尊敬的讀者、作者、審稿人, 關(guān)于本刊的投稿、審稿、編輯和出版的任何問題, 您可以本頁添加留言。我們將盡快給您答復(fù)。謝謝您的支持!

姓名
郵箱
手機(jī)號碼
標(biāo)題
留言內(nèi)容
驗(yàn)證碼

基于云推理模型的深度強(qiáng)化學(xué)習(xí)探索策略研究

李晨溪 曹雷 陳希亮 張永亮 徐志雄 彭輝 段理文

李晨溪, 曹雷, 陳希亮, 張永亮, 徐志雄, 彭輝, 段理文. 基于云推理模型的深度強(qiáng)化學(xué)習(xí)探索策略研究[J]. 電子與信息學(xué)報, 2018, 40(1): 244-248. doi: 10.11999/JEIT170347
引用本文: 李晨溪, 曹雷, 陳希亮, 張永亮, 徐志雄, 彭輝, 段理文. 基于云推理模型的深度強(qiáng)化學(xué)習(xí)探索策略研究[J]. 電子與信息學(xué)報, 2018, 40(1): 244-248. doi: 10.11999/JEIT170347
LI Chenxi, CAO Lei, CHEN Xiliang, ZHANG Yongliang, XU Zhixiong, PENG Hui, DUAN Liwen. Cloud Reasoning Model-Based Exploration for Deep Reinforcement Learning[J]. Journal of Electronics & Information Technology, 2018, 40(1): 244-248. doi: 10.11999/JEIT170347
Citation: LI Chenxi, CAO Lei, CHEN Xiliang, ZHANG Yongliang, XU Zhixiong, PENG Hui, DUAN Liwen.

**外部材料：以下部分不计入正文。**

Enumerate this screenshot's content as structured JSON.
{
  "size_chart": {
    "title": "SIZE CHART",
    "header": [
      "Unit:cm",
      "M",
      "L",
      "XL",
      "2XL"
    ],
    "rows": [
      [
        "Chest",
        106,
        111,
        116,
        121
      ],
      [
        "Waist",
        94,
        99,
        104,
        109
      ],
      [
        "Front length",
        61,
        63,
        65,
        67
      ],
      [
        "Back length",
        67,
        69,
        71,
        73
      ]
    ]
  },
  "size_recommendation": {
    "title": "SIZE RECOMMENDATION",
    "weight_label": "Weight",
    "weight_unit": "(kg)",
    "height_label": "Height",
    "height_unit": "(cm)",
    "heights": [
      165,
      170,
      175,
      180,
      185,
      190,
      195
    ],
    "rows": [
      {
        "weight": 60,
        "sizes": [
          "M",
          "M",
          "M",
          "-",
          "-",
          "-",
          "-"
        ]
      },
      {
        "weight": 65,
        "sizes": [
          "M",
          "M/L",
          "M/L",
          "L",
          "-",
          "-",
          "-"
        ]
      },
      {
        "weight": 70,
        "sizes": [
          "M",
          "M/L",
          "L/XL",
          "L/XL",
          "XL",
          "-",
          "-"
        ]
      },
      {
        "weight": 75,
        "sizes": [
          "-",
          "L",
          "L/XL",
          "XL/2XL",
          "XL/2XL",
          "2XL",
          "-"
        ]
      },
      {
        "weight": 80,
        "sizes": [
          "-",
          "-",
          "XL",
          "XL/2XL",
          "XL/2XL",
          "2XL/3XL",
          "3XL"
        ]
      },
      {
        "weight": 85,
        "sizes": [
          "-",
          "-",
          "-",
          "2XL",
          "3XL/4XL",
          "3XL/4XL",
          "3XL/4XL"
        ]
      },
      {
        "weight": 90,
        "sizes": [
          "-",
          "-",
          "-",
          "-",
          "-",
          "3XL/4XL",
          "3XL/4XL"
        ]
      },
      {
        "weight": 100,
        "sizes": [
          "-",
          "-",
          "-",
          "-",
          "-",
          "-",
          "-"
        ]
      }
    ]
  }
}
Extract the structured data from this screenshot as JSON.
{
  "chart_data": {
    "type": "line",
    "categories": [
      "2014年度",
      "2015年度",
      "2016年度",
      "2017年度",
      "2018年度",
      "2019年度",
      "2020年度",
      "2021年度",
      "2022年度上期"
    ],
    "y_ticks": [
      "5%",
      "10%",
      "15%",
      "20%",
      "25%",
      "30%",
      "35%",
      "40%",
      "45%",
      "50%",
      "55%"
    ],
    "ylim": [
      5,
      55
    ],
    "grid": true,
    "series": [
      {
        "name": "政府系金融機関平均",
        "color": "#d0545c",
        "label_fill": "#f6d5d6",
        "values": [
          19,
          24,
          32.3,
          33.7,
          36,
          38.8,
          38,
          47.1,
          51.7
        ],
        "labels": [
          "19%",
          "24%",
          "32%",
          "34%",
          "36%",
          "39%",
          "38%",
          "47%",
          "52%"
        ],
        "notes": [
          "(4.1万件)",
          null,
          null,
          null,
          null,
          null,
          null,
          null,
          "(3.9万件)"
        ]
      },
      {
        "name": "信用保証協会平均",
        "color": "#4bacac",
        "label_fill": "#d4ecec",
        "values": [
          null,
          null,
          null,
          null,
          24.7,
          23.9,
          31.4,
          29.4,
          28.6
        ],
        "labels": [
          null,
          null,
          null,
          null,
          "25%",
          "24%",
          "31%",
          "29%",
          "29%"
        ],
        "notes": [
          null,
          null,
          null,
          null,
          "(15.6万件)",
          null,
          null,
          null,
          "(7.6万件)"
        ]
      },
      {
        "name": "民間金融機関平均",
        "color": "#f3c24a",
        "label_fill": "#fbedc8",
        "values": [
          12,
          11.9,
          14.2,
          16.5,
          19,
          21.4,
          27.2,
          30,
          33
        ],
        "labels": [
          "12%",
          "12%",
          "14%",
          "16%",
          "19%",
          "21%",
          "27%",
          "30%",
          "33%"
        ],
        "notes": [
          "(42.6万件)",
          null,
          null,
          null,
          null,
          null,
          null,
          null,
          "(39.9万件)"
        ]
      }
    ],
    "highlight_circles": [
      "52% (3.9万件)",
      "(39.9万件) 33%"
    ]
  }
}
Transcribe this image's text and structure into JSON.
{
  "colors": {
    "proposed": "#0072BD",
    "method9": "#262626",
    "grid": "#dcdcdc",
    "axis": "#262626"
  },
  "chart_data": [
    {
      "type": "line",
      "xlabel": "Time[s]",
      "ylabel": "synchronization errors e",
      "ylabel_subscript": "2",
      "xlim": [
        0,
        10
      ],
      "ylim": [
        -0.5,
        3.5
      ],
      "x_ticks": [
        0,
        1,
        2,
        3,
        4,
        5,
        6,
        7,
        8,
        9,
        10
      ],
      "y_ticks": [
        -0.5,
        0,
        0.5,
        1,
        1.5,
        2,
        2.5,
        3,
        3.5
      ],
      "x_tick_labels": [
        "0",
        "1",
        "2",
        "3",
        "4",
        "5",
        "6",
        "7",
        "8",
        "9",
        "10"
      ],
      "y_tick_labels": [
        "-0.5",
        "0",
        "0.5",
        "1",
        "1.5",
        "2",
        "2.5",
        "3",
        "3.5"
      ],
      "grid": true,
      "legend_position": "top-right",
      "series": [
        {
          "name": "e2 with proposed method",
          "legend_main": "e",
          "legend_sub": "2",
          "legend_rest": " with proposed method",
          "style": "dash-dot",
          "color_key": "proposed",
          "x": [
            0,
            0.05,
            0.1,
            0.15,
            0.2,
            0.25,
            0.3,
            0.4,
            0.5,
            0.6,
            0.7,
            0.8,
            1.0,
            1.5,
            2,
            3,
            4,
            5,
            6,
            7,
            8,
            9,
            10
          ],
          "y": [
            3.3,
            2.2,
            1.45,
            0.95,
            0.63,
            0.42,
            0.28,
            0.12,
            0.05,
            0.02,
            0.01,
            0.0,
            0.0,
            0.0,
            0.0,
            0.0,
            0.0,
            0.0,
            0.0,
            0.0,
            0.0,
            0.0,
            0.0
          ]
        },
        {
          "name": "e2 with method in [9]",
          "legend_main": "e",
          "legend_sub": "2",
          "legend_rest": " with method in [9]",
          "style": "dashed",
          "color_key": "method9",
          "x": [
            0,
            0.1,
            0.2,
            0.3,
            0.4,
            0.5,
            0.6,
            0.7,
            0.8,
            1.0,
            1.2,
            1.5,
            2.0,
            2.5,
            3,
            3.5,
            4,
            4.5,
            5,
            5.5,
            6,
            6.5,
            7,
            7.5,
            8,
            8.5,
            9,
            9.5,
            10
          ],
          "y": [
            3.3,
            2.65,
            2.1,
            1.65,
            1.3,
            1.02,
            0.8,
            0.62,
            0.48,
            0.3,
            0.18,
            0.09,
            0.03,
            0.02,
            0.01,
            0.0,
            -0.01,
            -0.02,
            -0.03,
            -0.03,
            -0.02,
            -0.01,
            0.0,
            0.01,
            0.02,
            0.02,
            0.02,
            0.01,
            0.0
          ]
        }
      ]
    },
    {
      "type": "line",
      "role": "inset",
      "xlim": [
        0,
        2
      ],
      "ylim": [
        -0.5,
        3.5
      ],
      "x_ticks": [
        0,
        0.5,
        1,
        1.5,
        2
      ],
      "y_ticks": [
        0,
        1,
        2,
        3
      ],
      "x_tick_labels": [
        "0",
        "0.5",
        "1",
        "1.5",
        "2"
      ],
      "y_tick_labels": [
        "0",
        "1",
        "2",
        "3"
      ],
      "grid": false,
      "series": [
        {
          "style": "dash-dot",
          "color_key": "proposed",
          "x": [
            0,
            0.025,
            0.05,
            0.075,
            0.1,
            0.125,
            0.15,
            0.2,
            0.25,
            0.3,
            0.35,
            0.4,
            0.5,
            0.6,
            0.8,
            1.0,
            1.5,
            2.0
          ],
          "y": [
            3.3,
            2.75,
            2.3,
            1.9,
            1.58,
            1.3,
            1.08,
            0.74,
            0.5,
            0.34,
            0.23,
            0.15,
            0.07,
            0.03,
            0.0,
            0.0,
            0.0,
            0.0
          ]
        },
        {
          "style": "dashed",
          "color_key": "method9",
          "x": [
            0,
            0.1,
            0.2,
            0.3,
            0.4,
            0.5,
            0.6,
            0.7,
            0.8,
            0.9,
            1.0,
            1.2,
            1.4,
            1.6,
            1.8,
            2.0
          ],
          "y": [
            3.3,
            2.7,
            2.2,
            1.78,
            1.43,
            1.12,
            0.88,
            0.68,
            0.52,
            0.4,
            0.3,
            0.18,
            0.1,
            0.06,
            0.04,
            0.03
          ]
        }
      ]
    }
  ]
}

Cloud Reasoning Model-Based Exploration for Deep Reinforcement Learning[J]. Journal of Electronics & Information Technology, 2018, 40(1): 244-248. doi: 10.11999/JEIT170347

基于云推理模型的深度強(qiáng)化學(xué)習(xí)探索策略研究

doi: 10.11999/JEIT170347
基金項(xiàng)目: 

中電集團(tuán)重點(diǎn)預(yù)研基金(6141B08010101),中國博士后科學(xué)基金(2015T81081, 2016M602974),江蘇省自然科學(xué)青年基金(BK20140075)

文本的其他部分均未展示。